Last Thursday I attended an evening meeting at a local public school that’s on the close-down list as our school district (4J in Eugene, OR) reels in shock over massive budget cuts. I have a 7-year-old grandson in first grade at that school, so I joined his mom at the meeting.
It was a sad meeting. There isn’t enough money. Schools are getting closed, kids and teachers getting shuffled around, we’re heading towards fewer schools with more kids in every classroom, less support, fewer school days, more decline in public education.
The public schools have already jammed more kids than ever in classes, and cut the hours, and the school days, and given up everything they think they can.
I hesitate to write about this in this blog because it is so hopelessly political, outside my normal areas of discussion, and just plain doomed to frustration and, sadly, predictability. Complaining about public education in this country is trite. There are choruses of articulate and well-educated voices crying out against what’s happening to education in this country.
You can find lots of statistics, and lots of research, and lots of people ready to blame somebody: one political party or another, parents, teachers, politicians, teachers’ unions, administration, coddling the kids, equality through mediocrity, and on and on.
If we really cared, as a society, we’d make it a priority.

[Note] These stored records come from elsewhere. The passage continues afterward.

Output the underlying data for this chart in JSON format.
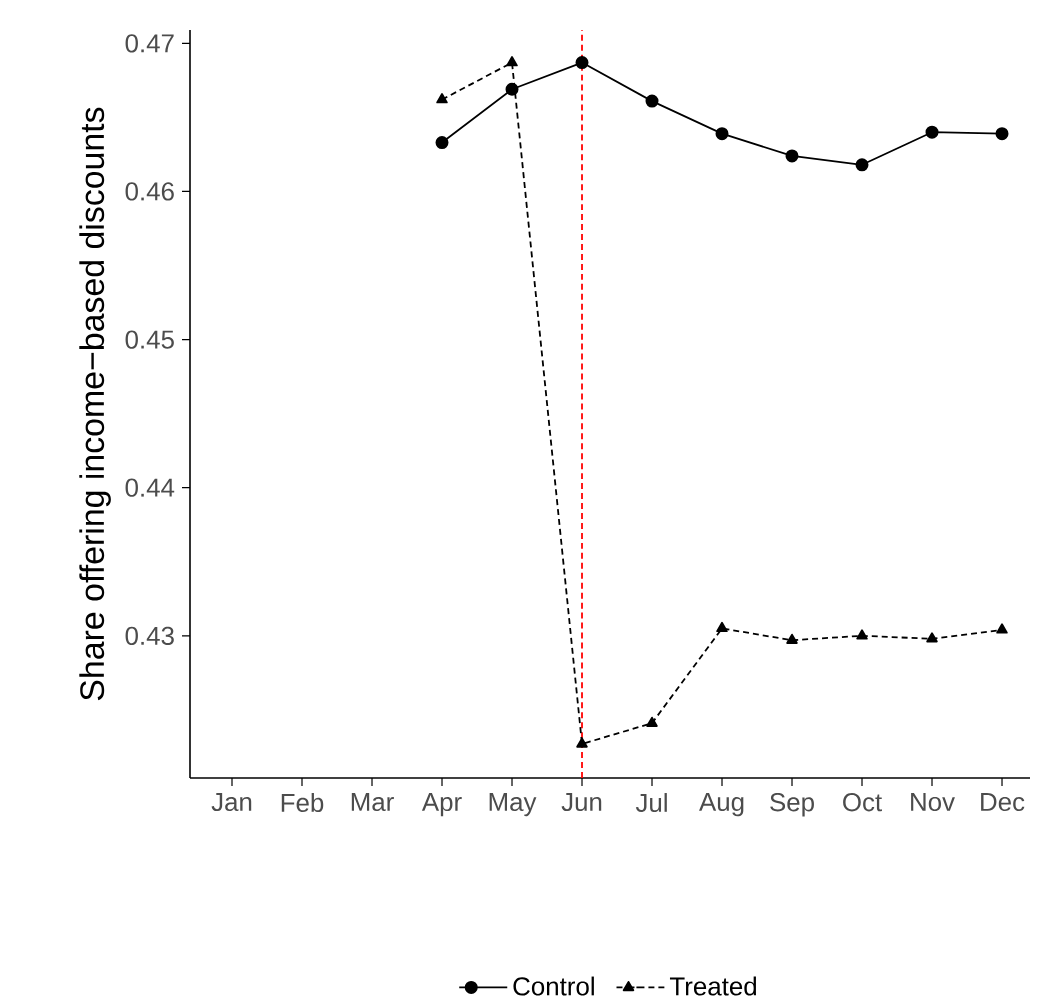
{
  "chart_data": {
    "type": "line",
    "ylabel": "Share offering income−based discounts",
    "categories": [
      "Jan",
      "Feb",
      "Mar",
      "Apr",
      "May",
      "Jun",
      "Jul",
      "Aug",
      "Sep",
      "Oct",
      "Nov",
      "Dec"
    ],
    "series": [
      {
        "name": "Control",
        "color": "#000000",
        "marker": "circle",
        "line_style": "solid",
        "values": [
          null,
          null,
          null,
          0.4633,
          0.4669,
          0.4687,
          0.4661,
          0.4639,
          0.4624,
          0.4618,
          0.464,
          0.4639
        ]
      },
      {
        "name": "Treated",
        "color": "#000000",
        "marker": "triangle",
        "line_style": "dashed",
        "values": [
          null,
          null,
          null,
          0.4662,
          0.4687,
          0.4227,
          0.4241,
          0.4305,
          0.4297,
          0.43,
          0.4298,
          0.4304
        ]
      }
    ],
    "ylim": [
      0.4204,
      0.4709
    ],
    "yticks": [
      0.43,
      0.44,
      0.45,
      0.46,
      0.47
    ],
    "ref_lines": [
      {
        "axis": "x",
        "value": "Jun",
        "color": "#ff0000",
        "line_style": "dashed"
      }
    ],
    "grid": false,
    "legend": "bottom"
  }
}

Do we really care?
When I was a kid, in the 1950s and 1960s, education was an accepted national priority. Sure, maybe it was because we were afraid of the Russians, or worrying about the space race … but it worked. And maybe it was because we were comparatively wealthier then than now, in the aftermath of World War II, as competing nations’ industrial base had been destroyed. And maybe we weren’t so polarized politically.
And while we’re bickering over whether it’s Democrats or Republicans or liberals or conservatives or too many administrators or teachers’ unions or voter revolt or government waste, teachers and kids are stuffed together in impossible situations already, and public school budgets decline further.
Do you relate to national pride? How does it feel to live in a country whose public education is second or third rate?
Do we care? Or is politics more important? Or is good education just too expensive for this society?